The concepting stage is a really crucial and foundational stage in terms of design, but it can also influence writing, gameplay, etc. as an artist explores the thing they’re concepting.
I don’t like genAI, and think that using it at such an important stage will invariably mean it ends up influencing the game. I want to play games or experience media made with intention by people, not bland products shat out by a chatbot.
You: “The exercise at the gym stage is really crucial to building muscles. I don’t like cars and think that using it at such an important stage will inevitably mean it ends up influencing the training”.
I mean, if you just want to invent and imagine things and then get angry at them, go ahead.
I’m just trying to tell you that Larian isn’t replacing anything or anyone with AI, they’re using it to help with the foundational stage of some processes, which is how it’s supposed to be used. Throw shit at the wall and see what sticks, then work off of that.
Like… It’s hilarious to complain about their use of AI like that in the context of the fact that they currently employ 27 concept artists and are hiring more.
I think maybe you’re having a different argument than me? I didn’t say they were replacing anyone or anything with AI.
What I have expressed an issue with is exactly what you described:
they’re using it to help with the foundational stage of some processes, which is how it’s supposed to be used. Throw shit at the wall and see what sticks, then work off of that.
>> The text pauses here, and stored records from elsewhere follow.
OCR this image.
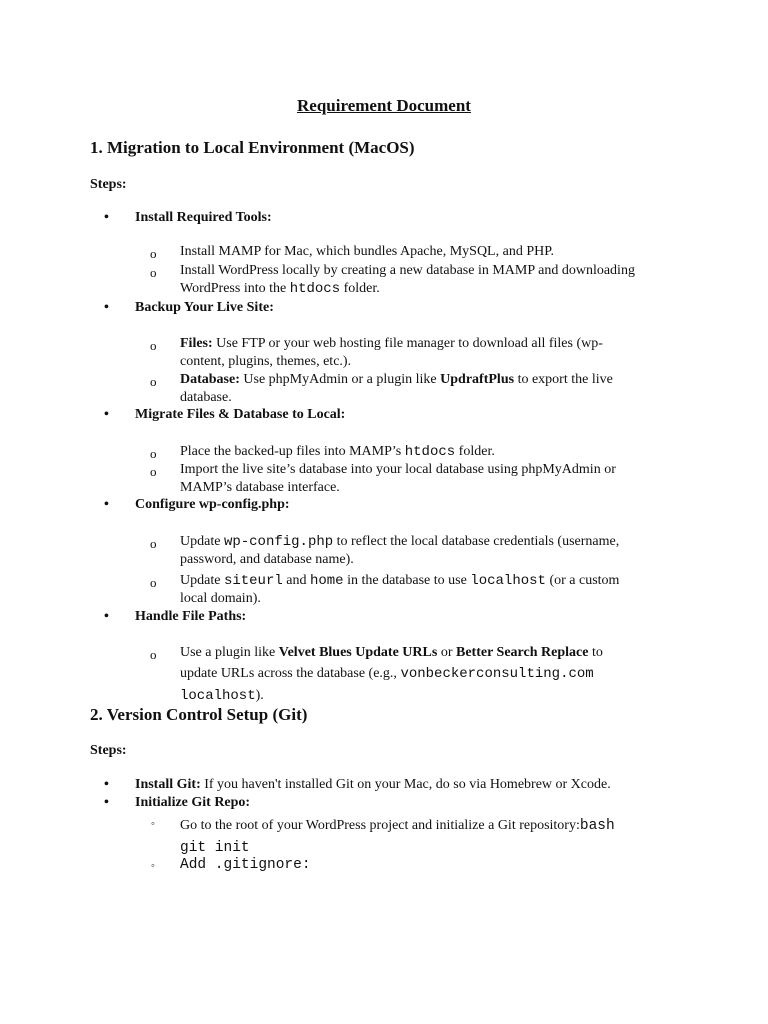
Requirement Document
1. Migration to Local Environment (MacOS)
Steps:
• Install Required Tools:
o Install MAMP for Mac, which bundles Apache, MySQL, and PHP.
o Install WordPress locally by creating a new database in MAMP and downloading
WordPress into the htdocs folder.
• Backup Your Live Site:
o Files: Use FTP or your web hosting file manager to download all files (wp-
content, plugins, themes, etc.).
o Database: Use phpMyAdmin or a plugin like UpdraftPlus to export the live
database.
• Migrate Files & Database to Local:
o Place the backed-up files into MAMP’s htdocs folder.
o Import the live site’s database into your local database using phpMyAdmin or
MAMP’s database interface.
• Configure wp-config.php:
o Update wp-config.php to reflect the local database credentials (username,
password, and database name).
o Update siteurl and home in the database to use localhost (or a custom
local domain).
• Handle File Paths:
o Use a plugin like Velvet Blues Update URLs or Better Search Replace to
update URLs across the database (e.g., vonbeckerconsulting.com
localhost).
2. Version Control Setup (Git)
Steps:
• Install Git: If you haven't installed Git on your Mac, do so via Homebrew or Xcode.
• Initialize Git Repo:
◦ Go to the root of your WordPress project and initialize a Git repository:bash
git init
◦ Add .gitignore:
And you dismissively and incorrectly compared that to driving to the gym.
I think maybe try a different LLM to come up with your arguments, maybe Claude? Because the one you’ve got thinking for you right now doesn’t seem to be working lad.
I think what they’ve said is that they’ll be using it in the ideation stage, which is part of the process of creating concept art. They’ve also said they often use it to “develop concept art”, which could well just be a slip of the tongue by management rather than a clear statement by somebody involved in the process.
But they’re using GenAI in the ideation stage of concepting, which is something I have a problem with, and you don’t (which is fine, by the way). I feel like we’ve come back to the beginning of this argument, lol
I feel like replacing low-quality, quick-and-dirty doodles (often by non-artist members of the team) with medium-quality AI is fine and doesn’t pose a threat to the job security of concept artists (as exemplified by Larian currently hiring more concept artists).
If you’re just against any use of GenAI, then I get it - it is controversial due to the way it’s trained, and I’d prefer if they weren’t using it, but at least in terms of “AI replacing humans” it’s a non-issue in this case.